Rafał Nowak, wicewojewoda świętokrzyski z Prawa i Sprawiedliwości powiedział, że chyba nikt nie spodziewał się tak dobrego widowiska, bo w minionych latach poziom meczów finałowych był różny.
– Argentyna zasłużenie wygrała, bo jednak to ona przez 80 minut prowadziła grę i dominowała na boisku. Tylko błysk Mbappé, który doprowadził do remisu dał nadzieję Francuzom. Na pewno to były emocje i finał, który będziemy wspominać przez wiele następnych lat – dodał.
Mateusz Iwan z Konfederacji stwierdził, że to był mecz Argentyny z Mbappé. Zwrócił też uwagę na pozsasportowe aspekty katarskiego turnieju.
– Czy ktoś teraz rozliczy mafię FIFA, czy ktoś rozliczy Katar za morderstwo 15 tys. osób przy budowie obiektów na mistrzostwa, czy ktoś rozliczy byłe i obecne władze FIFY? Poza tym już rozpoczęła się rozbiórka stadionów i znów będzie pustynia – mówił w Studiu Politycznym Radia Kielce.
Zdaniem Mariusza Goska z Solidarnej Polski we wczorajszym finale zwyciężyli sędziowie.
– Doskonały mecz Szymona Marciniaka razem z sędziami liniowymi i sędzią VAR. Tak że mieliśmy też polski element w tym finale. Mecz był pełen emocji, zwrotów akcji. Był genialny Messi, który zdobył brakujące trofeum w karierze, a po drugiej stronie niesamowity Mbappé – zaznaczył.
Anna Myślińska z Koalicji Obywatelskiej powiedziała, że nawet osoby nie interesujące się piłką nożną komentowały wielki finał.
– To była doskonała uczta na zakończenie turnieju. Trzeba też pamiętać, że Katar niezasłużenie, poprzez manipulacje otrzymał organizację mistrzostw – mówi.
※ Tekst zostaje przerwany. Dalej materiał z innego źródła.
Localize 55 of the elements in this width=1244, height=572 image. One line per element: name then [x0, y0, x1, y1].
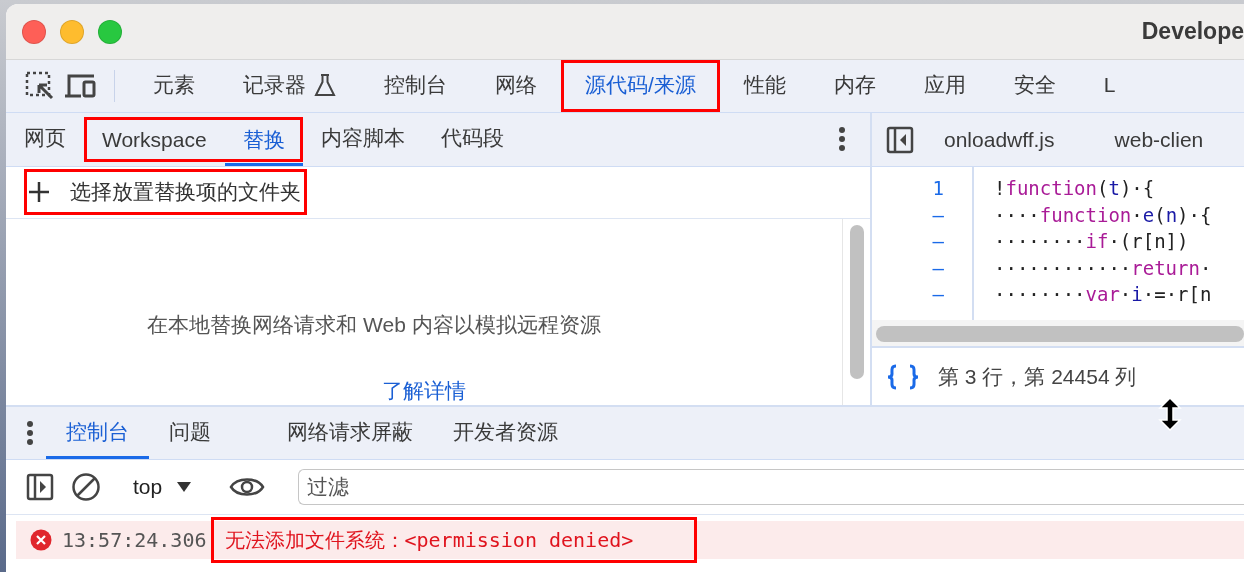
resize-cursor-icon	[1158, 397, 1182, 431]
navigator-tab[interactable]: Workspace	[84, 117, 225, 166]
panel-tab[interactable]: 应用	[899, 60, 990, 112]
context-dropdown[interactable]: top	[123, 475, 203, 499]
navigator-tab[interactable]: 内容脚本	[302, 113, 423, 166]
line-number: –	[932, 255, 944, 281]
drawer-tab[interactable]: 开发者资源	[433, 407, 578, 459]
navigator-tab[interactable]: 网页	[6, 113, 84, 166]
line-number: 1	[932, 176, 944, 201]
panel-tab[interactable]: 性能	[719, 60, 810, 112]
drawer-tab[interactable]: 控制台	[46, 407, 149, 459]
sidebar-toggle-icon[interactable]	[26, 473, 54, 501]
plus-icon	[28, 181, 50, 204]
error-message: 无法添加文件系统：<permission denied>	[210, 517, 698, 563]
filter-field[interactable]: 过滤	[298, 469, 1244, 505]
code-line: ····function·e(n)·{	[994, 202, 1212, 228]
device-toolbar-icon[interactable]	[64, 73, 96, 99]
select-element-icon[interactable]	[25, 71, 55, 101]
scrollbar-thumb[interactable]	[876, 326, 1244, 342]
panel-tab[interactable]: 元素	[129, 60, 219, 112]
code-line: !function(t)·{	[994, 176, 1156, 201]
panel-tab[interactable]: 网络	[471, 60, 561, 112]
code-line: ············return·	[994, 255, 1212, 281]
panel-tab[interactable]: 安全	[989, 60, 1080, 112]
drawer-menu-icon[interactable]	[26, 420, 34, 446]
timestamp: 13:57:24.306	[62, 528, 207, 552]
panel-tab[interactable]: 记录器	[219, 60, 360, 112]
panel-tab[interactable]: L	[1079, 60, 1140, 112]
cursor-position-text: 第 3 行，第 24454 列	[938, 363, 1137, 390]
line-number: –	[932, 282, 944, 307]
empty-state-text: 在本地替换网络请求和 Web 内容以模拟远程资源	[147, 312, 601, 338]
more-options-icon[interactable]	[838, 126, 846, 153]
line-number: –	[932, 202, 944, 228]
learn-more-link[interactable]: 了解详情	[382, 377, 466, 405]
code-line: ········if·(r[n])	[994, 229, 1190, 254]
file-tab[interactable]: web-clien	[1084, 127, 1234, 152]
panel-tab[interactable]: 控制台	[360, 60, 471, 112]
navigator-tab[interactable]: 替换	[224, 117, 303, 166]
drawer-tab[interactable]: 网络请求屏蔽	[267, 407, 433, 459]
pretty-print-icon[interactable]	[886, 363, 920, 390]
file-tab[interactable]: onloadwff.js	[914, 127, 1085, 152]
scrollbar-thumb[interactable]	[849, 225, 864, 379]
clear-console-icon[interactable]	[71, 472, 101, 502]
eye-icon[interactable]	[229, 475, 266, 499]
caret-icon	[176, 481, 193, 493]
drawer-tab[interactable]: 问题	[149, 407, 267, 459]
flask-icon	[314, 72, 336, 97]
code-line: ········var·i·=·r[n	[994, 282, 1212, 307]
close-button[interactable]	[22, 19, 46, 44]
panel-tab[interactable]: 内存	[809, 60, 900, 112]
navigator-tab[interactable]: 代码段	[422, 113, 522, 166]
line-number: –	[932, 229, 944, 254]
sidebar-toggle-icon[interactable]	[886, 125, 914, 154]
window-title: Develope	[1141, 18, 1244, 45]
add-folder-button[interactable]: 选择放置替换项的文件夹	[24, 169, 307, 216]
Poseł Czesław Siekierski reprezentujący Polskie Stronnictwo Ludowe – Koalicję Polską zwrócił uwagę na finansowanie sportu zawodowego.
– Wiemy, że Katar jest bardzo bogatym krajem i nie liczy się z wydatkami. Pieniądz w tym przypadku zwyciężył, jeśli chodzi o organizację. Sam mecz był jednak doskonałym widowiskiem – podkreślił.
Rafał Kasprzyk z Polski 2050 jako fan Lionela Messiego kibicował Argentynie.
– Marzyłem, żeby to właśnie ten piłkarz wzniósł Puchar Świata, którego mu brakowało. Był prawdziwym liderem, który pociągnął zespół do końcowego triumfu. Zabrakło tego Mbappé. Chyba jednak Francuzom dały się we znaki trudy turnieju – zauważył.
Argentyna sięgnęła po Mistrzostwo Świata po raz trzeci w historii. Ostatni raz miało to miejsce 36 lat temu.